Candice describes how bad it made her feel that a doctor was offering her assisted suicide.

More than twelve months later Candice had recovered well and her health was much improved. Candice wasn’t having any seizures, was now able to feed herself, walk with assistance, use her iPad. She was more alert, energetic and communicative. She was able to walk down the aisle as a bridesmaid at her sister’s wedding in August 2017. She was doing what she loved most, painting and being with her family.

Candice and her mother Sheila were interviewed by Kevin Dunn, who is producing a film on euthanasia and assisted suicide called Fatal Flaws. The film of the interview can be viewed here.

Sadly, Candice has since passed away from natural causes.

There are several take home lessons from Candice’s experience:

  • Doctors can get the prognosis wrong. Candice was told she was dying but is flourishing twelve months later. A wrong prognosis can lead to assisted suicide or euthanasia. A life can be thrown away needlessly;
  • People with a disability already suffer discrimination in health care. When assisted suicide and euthanasia are legal, people with a disability are more at risk of being offered death as a solution because doctors and others consider that they would be better off dead;
  • Once doctors are authorised by the law to provide assisted suicide and euthanasia some of them will feel empowered to offer it to anyone they think would be better off dead.
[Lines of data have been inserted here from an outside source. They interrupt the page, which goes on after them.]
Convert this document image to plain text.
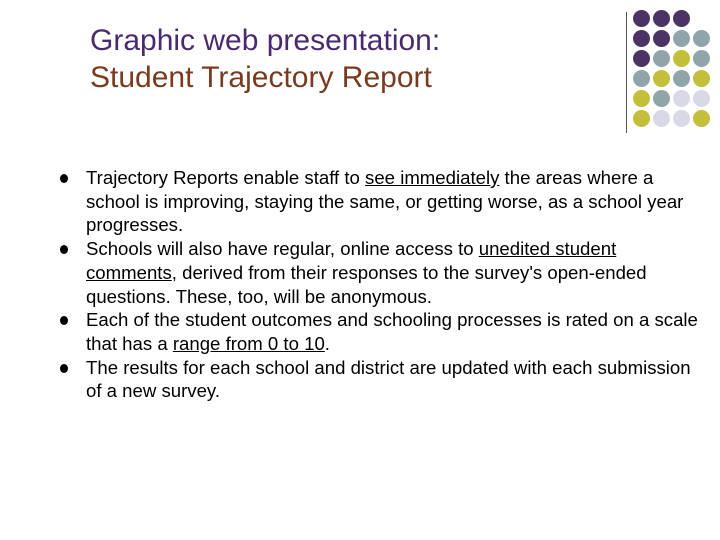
Graphic web presentation:
Student Trajectory Report
Trajectory Reports enable staff to see immediately the areas where a school is improving, staying the same, or getting worse, as a school year progresses.
Schools will also have regular, online access to unedited student comments, derived from their responses to the survey's open-ended questions. These, too, will be anonymous.
Each of the student outcomes and schooling processes is rated on a scale that has a range from 0 to 10.
The results for each school and district are updated with each submission of a new survey.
This undermines patients’ trust in doctors and can cause great distress.


Canada's court ordered experiment with euthanasia is already out of control with significant rates of failure to comply with the legal requirements and processes. No action appears to have been taken in response to identified cases, contrary to the law, of killing people who did not have a serious and incurable condition. People with disabilities are being harassed to choose assisted suicide against their will.